疾風のように距離を詰めると、兵士たちが声を上げる間もなく討ち取られていく。


光る軌跡だけを残し、倒れる音すら一瞬遅れて届くほどの速さである。


「済んだよ、急ごう」


その手際にレイヴは内心舌を巻いたが、アンは少しも満足していなかった。


「……ぼく、もっと早く着いてたらよかった。

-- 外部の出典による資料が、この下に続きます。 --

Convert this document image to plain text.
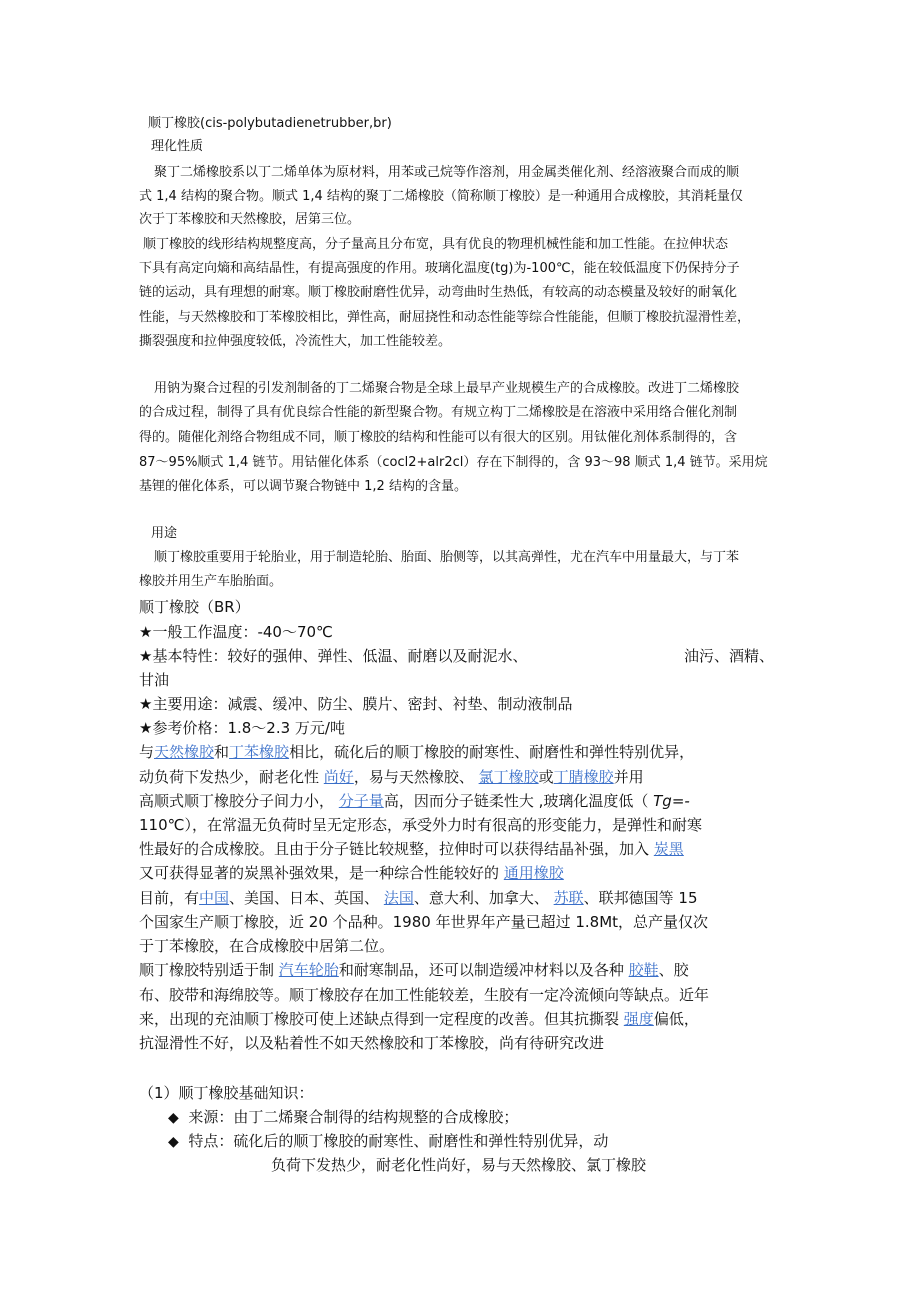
顺丁橡胶(cis-polybutadienetrubber,br)
理化性质
聚丁二烯橡胶系以丁二烯单体为原材料，用苯或己烷等作溶剂，用金属类催化剂、经溶液聚合而成的顺
式 1,4 结构的聚合物。顺式 1,4 结构的聚丁二烯橡胶（简称顺丁橡胶）是一种通用合成橡胶，其消耗量仅
次于丁苯橡胶和天然橡胶，居第三位。
顺丁橡胶的线形结构规整度高，分子量高且分布宽，具有优良的物理机械性能和加工性能。在拉伸状态
下具有高定向熵和高结晶性，有提高强度的作用。玻璃化温度(tg)为-100℃，能在较低温度下仍保持分子
链的运动，具有理想的耐寒。顺丁橡胶耐磨性优异，动弯曲时生热低，有较高的动态模量及较好的耐氧化
性能，与天然橡胶和丁苯橡胶相比，弹性高，耐屈挠性和动态性能等综合性能能，但顺丁橡胶抗湿滑性差，
撕裂强度和拉伸强度较低，冷流性大，加工性能较差。
用钠为聚合过程的引发剂制备的丁二烯聚合物是全球上最早产业规模生产的合成橡胶。改进丁二烯橡胶
的合成过程，制得了具有优良综合性能的新型聚合物。有规立构丁二烯橡胶是在溶液中采用络合催化剂制
得的。随催化剂络合物组成不同，顺丁橡胶的结构和性能可以有很大的区别。用钛催化剂体系制得的，含
87～95%顺式 1,4 链节。用钴催化体系（cocl2+alr2cl）存在下制得的，含 93～98 顺式 1,4 链节。采用烷
基锂的催化体系，可以调节聚合物链中 1,2 结构的含量。
用途
顺丁橡胶重要用于轮胎业，用于制造轮胎、胎面、胎侧等，以其高弹性，尤在汽车中用量最大，与丁苯
橡胶并用生产车胎胎面。
顺丁橡胶（BR）
★一般工作温度：-40～70℃
★基本特性：较好的强伸、弹性、低温、耐磨以及耐泥水、	油污、酒精、
甘油
★主要用途：减震、缓冲、防尘、膜片、密封、衬垫、制动液制品
★参考价格：1.8～2.3 万元/吨
与天然橡胶和丁苯橡胶相比，硫化后的顺丁橡胶的耐寒性、耐磨性和弹性特别优异，
动负荷下发热少，耐老化性 尚好，易与天然橡胶、 氯丁橡胶或丁腈橡胶并用
高顺式顺丁橡胶分子间力小， 分子量高，因而分子链柔性大 ,玻璃化温度低（ Tg=-
110℃），在常温无负荷时呈无定形态，承受外力时有很高的形变能力，是弹性和耐寒
性最好的合成橡胶。且由于分子链比较规整，拉伸时可以获得结晶补强，加入 炭黑
又可获得显著的炭黑补强效果，是一种综合性能较好的 通用橡胶
目前，有中国、美国、日本、英国、 法国、意大利、加拿大、 苏联、联邦德国等 15
个国家生产顺丁橡胶，近 20 个品种。1980 年世界年产量已超过 1.8Mt，总产量仅次
于丁苯橡胶，在合成橡胶中居第二位。
顺丁橡胶特别适于制 汽车轮胎和耐寒制品，还可以制造缓冲材料以及各种 胶鞋、胶
布、胶带和海绵胶等。顺丁橡胶存在加工性能较差，生胶有一定冷流倾向等缺点。近年
来，出现的充油顺丁橡胶可使上述缺点得到一定程度的改善。但其抗撕裂 强度偏低，
抗湿滑性不好，以及粘着性不如天然橡胶和丁苯橡胶，尚有待研究改进
（1）顺丁橡胶基础知识：
◆ 来源：由丁二烯聚合制得的结构规整的合成橡胶；
◆ 特点：硫化后的顺丁橡胶的耐寒性、耐磨性和弹性特别优异，动
负荷下发热少，耐老化性尚好，易与天然橡胶、氯丁橡胶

そしたらエルが酷い目に遭わずに済んだのに……」


悔しげに眉を寄せながら、手の甲でエルの頬の汚れをそっと拭う。


「もう大丈夫って言ったでしょ?でも、ありがとうね、アン」


エルは情けなそうに微笑んだ。


やがて、城壁が崩れた一角にやってきた。


慎重に城壁の外へ出る。


城外は鬱蒼とした雑木林になっており、道は良くない。


途中に空き地があり、手入れを試みた後なのか、花壇や石のアーチが雑然と置かれていた。


空き地に足を踏み入れた、その瞬間だった。


静かすぎる。


何かがおかしい。




『主!アン!か、囲まれちゃったぁ!』


フィロが警告を発する。


槍と甲冑がぶつかり合う音が、鋭く森の闇を裂いた。


モルテヴィアの騎士たちが、四方からエルたちを取り囲んでいた。